Les nations n'obtiennent pas gratuitement la garantie de leurs propriétés; elles sont obligées de la payer de leurs trésors, de leurs services et quelquefois même de leur sang. Un peuple qui voudrait tout faire faire pour de l'argent, et qui ne voudrait prendre part, ni à la garde de son territoire, ni à la confection de ses lois, ni à l'administration de la justice, ni au maintien de l'ordre intérieur, serait bientôt le peuple le plus esclave. Il n'y a de véritables garanties que pour les nations qui possèdent assez d'énergie, d'activité et de lumières, pour se garder, se donner des lois, s'administrer, se juger, en un mot, pour se gouverner elles-mêmes. Or, il faut pour cela le sacrifice de beaucoup de temps et même de beaucoup d'argent.

On se tromperait cependant si l'on s'imaginait que la liberté coûte plus aux nations que le despotisme; elle est, au contraire, infiniment moins dispendieuse. Si l'on a vu des nations qui semblaient libres, plus chargées d'impôts que des peuples privés de toute liberté politique, c'est que leurs princes avaient été assez riches pour corrompre les hommes chargés de la défense des intérêts nationaux. Avec les contributions perçues sur les citoyens, ils soudoyaient des majorités législatives; et avec ces majorités ils établissaient des impôts pour

acheter leurs suffrages. Montesquieu, qui n'avait pas observé ce jeu, a répandu l'erreur, que la servitude est moins dispendieuse que la liberté; et cette erreur a été défendue, comme une maxime incontestable, par tous les hommes qui, ne pouvant plus mener les nations par la force, ont voulu les gouverner par la corruption. Les Anglais, qu'on a cités pour exemple, supportaient les charges de deux régimes: celles qu'exige la liberté, et celles que faisait peser sur eux la domination de leur aristocratie.

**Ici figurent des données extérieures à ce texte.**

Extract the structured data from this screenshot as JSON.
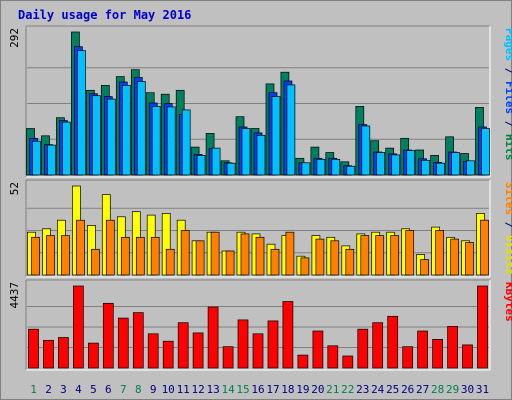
{
  "chart_data": {
    "type": "bar",
    "title": "Daily usage for May 2016",
    "categories": [
      "1",
      "2",
      "3",
      "4",
      "5",
      "6",
      "7",
      "8",
      "9",
      "10",
      "11",
      "12",
      "13",
      "14",
      "15",
      "16",
      "17",
      "18",
      "19",
      "20",
      "21",
      "22",
      "23",
      "24",
      "25",
      "26",
      "27",
      "28",
      "29",
      "30",
      "31"
    ],
    "weekend_days": [
      "1",
      "7",
      "8",
      "14",
      "15",
      "21",
      "22",
      "28",
      "29"
    ],
    "panels": [
      {
        "id": "hits-files-pages",
        "scale_label": "292",
        "ylim": [
          0,
          292
        ],
        "right_label": [
          {
            "text": "Pages",
            "color": "#00c0ff"
          },
          {
            "text": " / ",
            "color": "#000080"
          },
          {
            "text": "Files",
            "color": "#0040ff"
          },
          {
            "text": " / ",
            "color": "#000080"
          },
          {
            "text": "Hits",
            "color": "#008040"
          }
        ],
        "series": [
          {
            "name": "Hits",
            "color": "#008060",
            "values": [
              95,
              80,
              117,
              292,
              173,
              183,
              201,
              215,
              168,
              165,
              173,
              57,
              85,
              29,
              119,
              95,
              186,
              210,
              34,
              57,
              46,
              27,
              140,
              70,
              55,
              75,
              51,
              40,
              78,
              44,
              138
            ]
          },
          {
            "name": "Files",
            "color": "#0040ff",
            "values": [
              75,
              62,
              111,
              262,
              166,
              160,
              190,
              199,
              147,
              146,
              124,
              42,
              54,
              25,
              98,
              86,
              168,
              192,
              25,
              34,
              34,
              19,
              103,
              47,
              43,
              51,
              33,
              26,
              47,
              28,
              98
            ]
          },
          {
            "name": "Pages",
            "color": "#00c0ff",
            "values": [
              69,
              61,
              108,
              254,
              162,
              155,
              183,
              191,
              140,
              139,
              133,
              40,
              55,
              24,
              95,
              81,
              160,
              184,
              25,
              32,
              32,
              18,
              100,
              46,
              41,
              50,
              30,
              24,
              46,
              29,
              95
            ]
          }
        ]
      },
      {
        "id": "visits-sites",
        "scale_label": "52",
        "ylim": [
          0,
          52
        ],
        "right_label": [
          {
            "text": "Sites",
            "color": "#ff8000"
          },
          {
            "text": " / ",
            "color": "#000080"
          },
          {
            "text": "Visits",
            "color": "#e0e000"
          }
        ],
        "series": [
          {
            "name": "Visits",
            "color": "#ffff00",
            "values": [
              25,
              27,
              32,
              52,
              29,
              47,
              34,
              37,
              35,
              36,
              32,
              20,
              25,
              14,
              25,
              24,
              18,
              23,
              11,
              23,
              22,
              17,
              24,
              25,
              25,
              27,
              12,
              28,
              22,
              20,
              36
            ]
          },
          {
            "name": "Sites",
            "color": "#ff8000",
            "values": [
              22,
              23,
              23,
              32,
              15,
              32,
              22,
              22,
              22,
              15,
              26,
              20,
              25,
              14,
              24,
              22,
              15,
              25,
              10,
              21,
              20,
              15,
              23,
              23,
              23,
              26,
              9,
              26,
              21,
              19,
              32
            ]
          }
        ]
      },
      {
        "id": "kbytes",
        "scale_label": "4437",
        "ylim": [
          0,
          4437
        ],
        "right_label": [
          {
            "text": "KBytes",
            "color": "#ff0000"
          }
        ],
        "series": [
          {
            "name": "KBytes",
            "color": "#ff0000",
            "values": [
              2100,
              1500,
              1650,
              4437,
              1350,
              3500,
              2700,
              3000,
              1850,
              1450,
              2450,
              1900,
              3300,
              1150,
              2600,
              1850,
              2550,
              3600,
              700,
              2000,
              1200,
              650,
              2100,
              2450,
              2800,
              1150,
              2000,
              1550,
              2250,
              1250,
              4437
            ]
          }
        ]
      }
    ],
    "colors": {
      "background": "#c0c0c0",
      "frame": "#e8e8e8",
      "title": "#0000cc",
      "weekday_label": "#000080",
      "weekend_label": "#00804b",
      "grid": "#808080"
    }
  }
}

Il ne suffit pas d'ailleurs, pour savoir ce que coûte un gouvernement, de calculer les sommes qu'on paie aux receveurs de contributions, ou les sacrifices de temps auxquels les citoyens sont obligés; il faut faire entrer en ligne de compte les pertes dont il est la cause, ou les bénéfices qu'il empêche de faire. En calculant les sacrifices de tous les genres, qui sont inséparables des diverses formes de gouvernement, on peut aisément se convaincre que le régime sous lequel les propriétés sont le mieux garanties, est celui qui coûte le moins, et qui donne en même temps le plus de sécurité.

CHAPITRE XLIV.

De la garantie donnée aux possesseurs des biens acquis par usurpation, et des causes de cette garantie.

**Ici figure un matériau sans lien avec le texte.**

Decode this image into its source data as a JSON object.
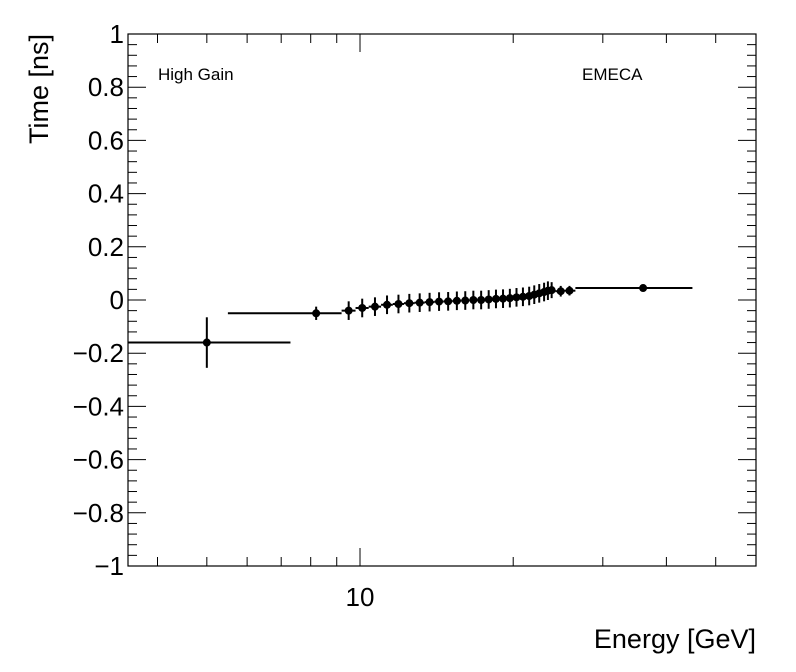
{
  "chart_data": {
    "type": "scatter",
    "title": "",
    "xlabel": "Energy [GeV]",
    "ylabel": "Time [ns]",
    "x_scale": "log",
    "xlim": [
      3.5,
      60
    ],
    "ylim": [
      -1,
      1
    ],
    "y_ticks": [
      "1",
      "0.8",
      "0.6",
      "0.4",
      "0.2",
      "0",
      "−0.2",
      "−0.4",
      "−0.6",
      "−0.8",
      "−1"
    ],
    "x_tick_labels": [
      "10"
    ],
    "grid": false,
    "annotations": {
      "left": "High Gain",
      "right": "EMECA"
    },
    "points": [
      {
        "x": 5.0,
        "y": -0.16,
        "xlo": 3.5,
        "xhi": 7.3,
        "err": 0.095
      },
      {
        "x": 8.2,
        "y": -0.05,
        "xlo": 5.5,
        "xhi": 9.2,
        "err": 0.025
      },
      {
        "x": 9.5,
        "y": -0.04,
        "xlo": 9.2,
        "xhi": 9.8,
        "err": 0.035
      },
      {
        "x": 10.1,
        "y": -0.03,
        "xlo": 9.8,
        "xhi": 10.4,
        "err": 0.035
      },
      {
        "x": 10.7,
        "y": -0.025,
        "xlo": 10.4,
        "xhi": 11.0,
        "err": 0.035
      },
      {
        "x": 11.3,
        "y": -0.018,
        "xlo": 11.0,
        "xhi": 11.6,
        "err": 0.035
      },
      {
        "x": 11.9,
        "y": -0.015,
        "xlo": 11.6,
        "xhi": 12.2,
        "err": 0.035
      },
      {
        "x": 12.5,
        "y": -0.012,
        "xlo": 12.2,
        "xhi": 12.8,
        "err": 0.035
      },
      {
        "x": 13.1,
        "y": -0.01,
        "xlo": 12.8,
        "xhi": 13.4,
        "err": 0.035
      },
      {
        "x": 13.7,
        "y": -0.008,
        "xlo": 13.4,
        "xhi": 14.0,
        "err": 0.035
      },
      {
        "x": 14.3,
        "y": -0.006,
        "xlo": 14.0,
        "xhi": 14.6,
        "err": 0.035
      },
      {
        "x": 14.9,
        "y": -0.005,
        "xlo": 14.6,
        "xhi": 15.2,
        "err": 0.035
      },
      {
        "x": 15.5,
        "y": -0.003,
        "xlo": 15.2,
        "xhi": 15.8,
        "err": 0.035
      },
      {
        "x": 16.1,
        "y": -0.002,
        "xlo": 15.8,
        "xhi": 16.4,
        "err": 0.035
      },
      {
        "x": 16.7,
        "y": 0.0,
        "xlo": 16.4,
        "xhi": 17.0,
        "err": 0.035
      },
      {
        "x": 17.3,
        "y": 0.0,
        "xlo": 17.0,
        "xhi": 17.6,
        "err": 0.035
      },
      {
        "x": 17.9,
        "y": 0.002,
        "xlo": 17.6,
        "xhi": 18.2,
        "err": 0.035
      },
      {
        "x": 18.5,
        "y": 0.004,
        "xlo": 18.2,
        "xhi": 18.8,
        "err": 0.035
      },
      {
        "x": 19.1,
        "y": 0.005,
        "xlo": 18.8,
        "xhi": 19.4,
        "err": 0.035
      },
      {
        "x": 19.7,
        "y": 0.007,
        "xlo": 19.4,
        "xhi": 20.0,
        "err": 0.035
      },
      {
        "x": 20.3,
        "y": 0.01,
        "xlo": 20.0,
        "xhi": 20.6,
        "err": 0.035
      },
      {
        "x": 20.9,
        "y": 0.012,
        "xlo": 20.6,
        "xhi": 21.2,
        "err": 0.035
      },
      {
        "x": 21.5,
        "y": 0.015,
        "xlo": 21.2,
        "xhi": 21.8,
        "err": 0.035
      },
      {
        "x": 22.0,
        "y": 0.02,
        "xlo": 21.8,
        "xhi": 22.3,
        "err": 0.035
      },
      {
        "x": 22.5,
        "y": 0.025,
        "xlo": 22.3,
        "xhi": 22.8,
        "err": 0.035
      },
      {
        "x": 23.0,
        "y": 0.03,
        "xlo": 22.8,
        "xhi": 23.2,
        "err": 0.035
      },
      {
        "x": 23.4,
        "y": 0.035,
        "xlo": 23.2,
        "xhi": 23.6,
        "err": 0.035
      },
      {
        "x": 23.8,
        "y": 0.037,
        "xlo": 23.6,
        "xhi": 24.2,
        "err": 0.03
      },
      {
        "x": 24.8,
        "y": 0.033,
        "xlo": 24.2,
        "xhi": 25.2,
        "err": 0.02
      },
      {
        "x": 25.8,
        "y": 0.035,
        "xlo": 25.2,
        "xhi": 26.5,
        "err": 0.018
      },
      {
        "x": 36.0,
        "y": 0.045,
        "xlo": 26.5,
        "xhi": 45.0,
        "err": 0.008
      }
    ]
  }
}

EN exposant comment se forment les propriétés privées, et comment des familles et des nations peuvent, sans dépouiller personne de ses biens, arriver au plus haut degré de prospérité, je n'ai pas dit ou voulu faire entendre que le hommes ne se sont jamais enrichis que par les moyens que j'ai décrits. Une pareille affirmation, si je l'avais faite, aurait été démentie par l'histoire de toutes les nations du globe, et surtout par les faits que j'ai rapportés dans un autre ouvrage. Il est, en effet, chez tous les peuples, un nombre plus ou moins grand de familles qui ne doivent les richesses qu'elles possèdent qu'à des actes de violence ou de fraude. Ces familles considèrent leurs biens comme des propriétés très-légitimes, et reçoivent de l'autorité la même protection que les personnes qui ne se sont enrichies que par leur industrie. Quelquefois même, la protection qu'elles obtiennent est plus prompte et plus efficace que celle

dont jouissent les autres membres de la société, surtout sous les gouvernemens qui sont fondés sur le principe de la conquête.

On peut ranger dans quatre grandes classes les acquisitions faites par la violence et la fraude: dans la première, on peut mettre celles qui s'exécutent à la suite de la conquête, quand, par exemple, une armée étrangère s'établit sur une nation industrieuse, et s'empare de ses moyens d'existence; on peut mettre dans la seconde celles qui s'exécutent à la suite des dissentions religieuses ou politiques, quand la faction la plus forte proscrit la plus faible, et confisque ses propriétés; on peut mettre dans la troisième celles qui s'opèrent par des priviléges ou des monopoles, quand, pour enrichir certaines familles, on leur attribue la faculté d'exploiter certaines branches d'industrie ou de commerce, et qu'on l'interdit à la masse de la population; enfin, on peut mettre dans la quatrième les usurpations qui se commettent individuellement, par suite des vices de la législation, soit au préjudice du public, soit au préjudice de quelques particuliers.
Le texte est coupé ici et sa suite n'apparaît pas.